Le bruit nous est parvenu selon lequel en investissant dans l’acquisition d’œuvres d’art l’on évitait le paiement de l’impôt sur la plus-value générée en cas de cession de fonds de commerce. Nous avouons ne pas voir très exactement à quoi peut correspondre une telle idée. Malheureusement pour le marché de l’art, les seules dispositions que cela nous évoque ne sont pas spécifiques des plus-values ou des cessions de fonds de commerce.

Il s’agit d’abord d’une hypothèse parmi d’autres de réduction d’impôt sur le revenu. Ouvrent droit à réduction, en effet, à hauteur de 66% et dans la limite de 20% du revenu imposable, les dons et versements faits au profit « d’œuvres ou d’organisme d’intérêt général (…) concourant à la mise en valeur du patrimoine artistique, notamment à travers les souscriptions ouvertes pour financer l’achat d’objets ou d’œuvres d’art destinées à rejoindre les collections d’un musée de France accessibles au public » (article 200, 1, b du Code général des impôts).

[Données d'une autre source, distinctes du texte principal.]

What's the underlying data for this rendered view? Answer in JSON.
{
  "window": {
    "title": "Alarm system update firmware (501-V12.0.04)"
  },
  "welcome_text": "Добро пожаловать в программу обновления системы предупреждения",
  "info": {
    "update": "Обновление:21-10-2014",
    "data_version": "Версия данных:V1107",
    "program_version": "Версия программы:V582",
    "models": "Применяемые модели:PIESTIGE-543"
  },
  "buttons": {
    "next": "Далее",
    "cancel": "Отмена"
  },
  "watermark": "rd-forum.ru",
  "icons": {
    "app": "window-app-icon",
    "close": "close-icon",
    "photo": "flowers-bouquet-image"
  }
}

La seconde mesure que nous évoque l’idée ci-dessus mentionnée concerne certaines entreprises soumises à l’impôt sur les sociétés ou relevant des bénéfices industriels et commerciaux. L’achat d’œuvre d’art peut constituer en effet une charge déductible (art. 238 bis AB du CGI). Il doit s’agir de l’œuvre d’un artiste vivant. Et la condition est que l’œuvre soit exposée au public pendant la période correspondant à l’exercice d’acquisition et, pour les œuvres acquises depuis le 1er janvier 2002, les quatre années suivantes, les neuf pour celles acquises depuis le 1er janvier 1994 et les dix-neuf après le 1er juillet 1987. La somme est déductible pendant ces mêmes durées par fractions égales dans la limite chaque année de 5% du chiffre d’affaire (3,25% jadis, avant la loi n°2003-709 du 1er août 2003 relative au mécénat, aux associations et aux fondations).

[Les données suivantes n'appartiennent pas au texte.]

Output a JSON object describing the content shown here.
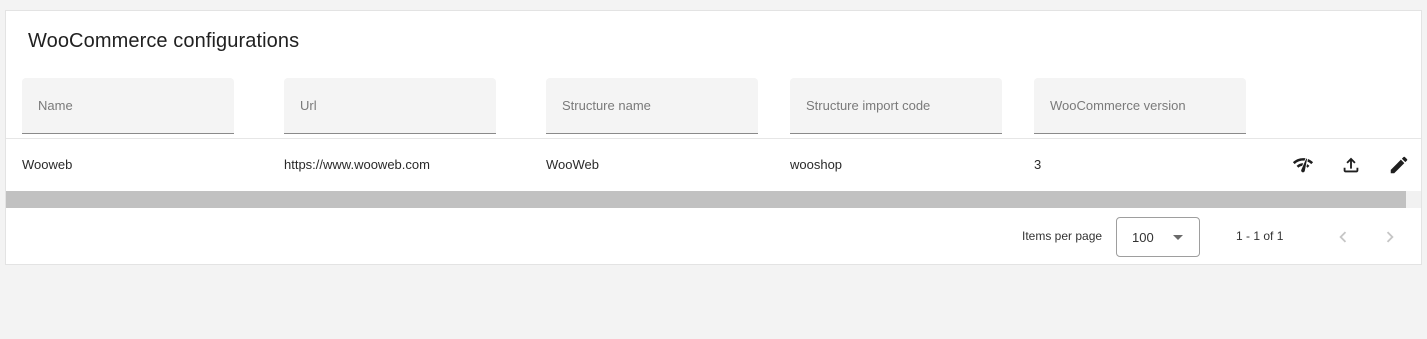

Répondre à notre intitulé un peu large exigerait de mentionner encore, entre autres mesures, pour suivre le fil des œuvres d’art, la possibilité offerte au contribuable de payer les droits de mutation à titre gratuit et le droit de partage par remise d’œuvres d’art, de livres, d’objets de collection, de documents de haute valeur artistique ou historique (art. 1716 bis CGI). Nous y reviendrons.